A Small Tradition

At the beginning of 2024, on a completely random evening, I went for a walk through the farms just outside Kabarak University. I was just curious — wandering the way you do when an evening feels too good to spend indoors. The writing itself is probably safe to skip; I just hope the photos may be worth the look.

After walking for some distance, the land suddenly opens up. A gentle escarpment overlooks an expansive plain of grassland, with a patch of woodland and a line of hills fading into the distance. It's one of my favourite places around campus. I don't know if everyone would find it beautiful, but I certainly do.

An expansive grassland plain seen from a gentle escarpment, with a patch of woodland and hills fading into the distance
The grassland

By pure luck, that evening happened to coincide with moonrise. I never noticed the darkness slowly gathering around me because I was too busy watching the moon climb above the horizon.

The full moon rising above the grassland plain, 2024
Moonrise, 2024

I can't really explain why that moment stayed with me. It wasn't dramatic. Nothing extraordinary happened. Yet I left knowing that I wanted to come back and watch the next full moon rise from the same spot.

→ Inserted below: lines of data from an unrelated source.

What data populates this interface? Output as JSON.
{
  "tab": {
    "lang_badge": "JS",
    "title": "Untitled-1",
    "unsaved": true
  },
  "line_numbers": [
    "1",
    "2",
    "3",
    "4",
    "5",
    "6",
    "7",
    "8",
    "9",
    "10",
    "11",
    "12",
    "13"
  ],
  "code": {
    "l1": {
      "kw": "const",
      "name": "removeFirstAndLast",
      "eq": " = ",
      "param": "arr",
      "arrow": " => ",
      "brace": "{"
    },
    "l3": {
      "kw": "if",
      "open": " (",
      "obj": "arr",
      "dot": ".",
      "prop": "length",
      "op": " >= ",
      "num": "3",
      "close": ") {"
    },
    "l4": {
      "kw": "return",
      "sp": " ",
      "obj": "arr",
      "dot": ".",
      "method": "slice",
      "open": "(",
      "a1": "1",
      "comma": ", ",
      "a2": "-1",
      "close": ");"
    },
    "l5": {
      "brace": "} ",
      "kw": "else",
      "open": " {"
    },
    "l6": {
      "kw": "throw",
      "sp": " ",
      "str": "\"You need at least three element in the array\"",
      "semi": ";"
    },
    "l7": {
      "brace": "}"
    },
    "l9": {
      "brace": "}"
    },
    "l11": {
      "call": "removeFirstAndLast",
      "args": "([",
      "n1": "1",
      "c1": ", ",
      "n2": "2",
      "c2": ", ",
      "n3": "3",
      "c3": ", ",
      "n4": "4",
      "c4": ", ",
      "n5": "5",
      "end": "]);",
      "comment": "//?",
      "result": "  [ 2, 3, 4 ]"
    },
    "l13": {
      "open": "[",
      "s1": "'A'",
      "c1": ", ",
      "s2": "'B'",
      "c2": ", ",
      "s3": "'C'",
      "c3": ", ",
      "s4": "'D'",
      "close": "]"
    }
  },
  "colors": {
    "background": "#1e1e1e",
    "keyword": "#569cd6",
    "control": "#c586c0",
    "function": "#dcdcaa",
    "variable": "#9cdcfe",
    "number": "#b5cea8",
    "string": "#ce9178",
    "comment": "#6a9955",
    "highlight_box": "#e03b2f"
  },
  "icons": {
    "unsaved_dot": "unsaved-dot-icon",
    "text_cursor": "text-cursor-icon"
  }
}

After a little searching, I realised that late January or early February was usually the best time. The dry season meant fewer clouds, and if I arrived at roughly the right time, I could watch the moon appear over the plains almost exactly as I had before.

So, when 2025 began, I looked up the full moon dates, marked my calendar, and returned.

The full moon rising over the plains, photographed from the same escarpment, 2025
Moonrise, 2025

It turned out to be genuinely fun — having something small like that to look forward to, marked on a calendar months ahead.The ritual itself wasn't important. It wasn't productive, educational, or particularly useful. But it gave me something to anticipate months in advance. It also made me appreciate why people and cultures hold on to recurring traditions — whether they're celebrated every week, every season, or once a year. Perhaps their value isn't always in what they accomplish, but simply in giving time a rhythm.

That year rewarded the effort with the clearest view yet.

Then life carried on. Assignments accumulated. Classes resumed. Other interests took over. The moon quietly slipped out of my thoughts again.

But sometime near the end of December, while thinking about the coming year, I remembered. I checked the lunar calendar again, created another reminder in Google Calendar, waited until I had settled into the new semester, and returned to the same overlook.

The full moon partially visible through cloud cover, 2026
Moonrise, 2026

This time, in 2026, the weather had other plans.

Clouds covered much of the sky, and the rainy season arrived earlier than usual. The moon occasionally revealed itself through breaks in the cloud cover — still beautiful to watch, even if the camera struggled to capture what my eyes could see.

I sometimes wonder whether people in STEM really are as methodical as the stereotypes suggest. The kind of people who would continue holding a mathematics lecture through floods, earthquakes, or an alien invasion because, after all, the timetable says the class starts at 8:00.

Perhaps there is some truth to that.

After all, each year I deliberately looked up an astronomical event, put it on my calendar, travelled to exactly the same place, and watched exactly the same celestial object that humanity has been watching for thousands of years.

Objectively, nothing new happened.

And yet, every year, it made me happy.

Afterthought

There's probably no deeper lesson hiding in this story. It's not meant to be an argument for mindfulness or slowing down or reconnecting with nature. Sometimes a pastime is just a pastime.

This is simply one of the small traditions I accidentally started while at university.

If nothing else, I hope the photos were worth the walk.